Enough of the poor mouth
Ruth Buchanan’s Playback programme on RTE radio included excerpts from a parody of Liveline; impressionists played the parts of Joe Duffy, Joan Burton, Bob Geldof and Vincent Browne, each contending with the others about who could claim to be most miserable about the state of the country.
The parody was a reminder of the satire of Flann O’Brien. Flann O’Brien was cruel in his satirising of those who saw living in poverty as being the true way of being Irish. In The Poor Mouth, published in 1941, he writes lines that would have slipped easily into the Monty Python Four Yorkshiremen sketch some thirty years later.
He possessed the very best poverty, hunger and distress also. He was generous and open-handed and he never possessed the smallest object which he did not share with the neighbours; nevertheless, I can never remember him during my time possessing the least thing, even the quantity of little potatoes needful to keep body and soul joined together. In Corkadoragha, where every human being was sunk in poverty, we always regarded him as a recipient of alms and compassion. The gentlemen from Dublin who came in motors to inspect the paupers praised him for his Gaelic poverty and stated that they never saw anyone who appeared so truly Gaelic. One of the gentlemen broke a little bottle of water which Sitric had, because, said he, it spoiled the effect. There was no one in Ireland comparable to O’Sanassa in the excellence of his poverty; the amount of famine which was delineated in his person. He had neither pig nor cup nor any household goods. In the depths of winter I often saw him on the hillside fighting and competing with a stray dog, both contending for a narrow hard bone and the same snorting and angry barking issuing from them both.

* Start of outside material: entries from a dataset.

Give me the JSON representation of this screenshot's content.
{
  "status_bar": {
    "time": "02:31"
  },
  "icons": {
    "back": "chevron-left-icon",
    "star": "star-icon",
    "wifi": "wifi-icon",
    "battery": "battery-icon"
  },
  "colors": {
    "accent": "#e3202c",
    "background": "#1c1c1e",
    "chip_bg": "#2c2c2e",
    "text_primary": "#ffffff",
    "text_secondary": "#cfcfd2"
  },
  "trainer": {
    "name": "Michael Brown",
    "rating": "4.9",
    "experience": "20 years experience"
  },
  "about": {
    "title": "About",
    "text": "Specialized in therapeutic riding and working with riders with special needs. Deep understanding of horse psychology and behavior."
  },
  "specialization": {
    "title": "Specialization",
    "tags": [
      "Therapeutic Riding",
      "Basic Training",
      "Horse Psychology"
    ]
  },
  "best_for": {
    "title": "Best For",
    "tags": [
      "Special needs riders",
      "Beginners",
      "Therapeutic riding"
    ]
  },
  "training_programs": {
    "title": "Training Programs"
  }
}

He had no cabin either, nor any acquaintance with shelter or kitchen heat. He had excavated a hole with his two hands in the middle of the countryside and over its mouth he had placed old sacks and branches of trees as well as any useful object that might provide shelter against the water which came down on the countryside every night.

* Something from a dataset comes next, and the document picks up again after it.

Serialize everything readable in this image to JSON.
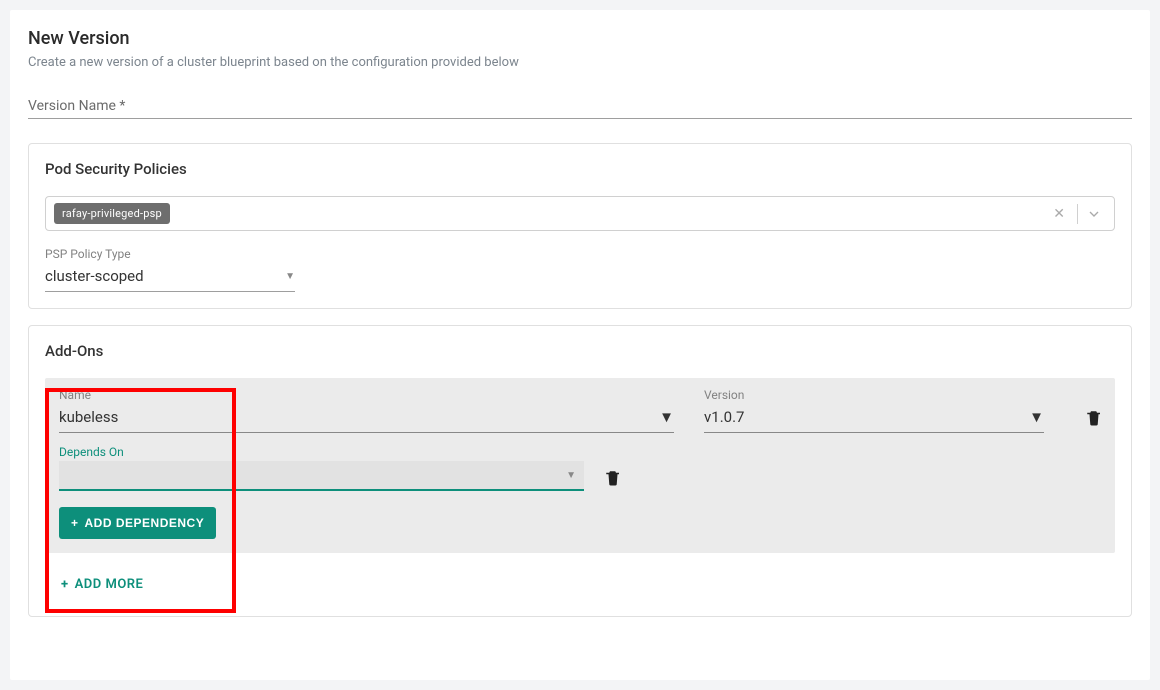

Like most satire, O’Brien’s work found a readership because it contained within it a grain of truth. There is a penchant amongst some in Ireland for taking, if not delight, at least a little satisfaction in being miserable and having a constant source for complaint.
Government ministers now talk in sombre voices, as if a pretence of gravitas would conceal that the blame lies not with the people they are addressing, but the financiers. Appealing to the tendency of some to find satisfaction in complaining is a way of escaping the need to face responsibility for actions. It’s time that the interviewers reminded our ministers that O’Brien is long dead; that playing the poor mouth is not an excuse; and asked what they are going to do to ensure justice for those who are now bearing the costs of the greed and arrogance of a small group.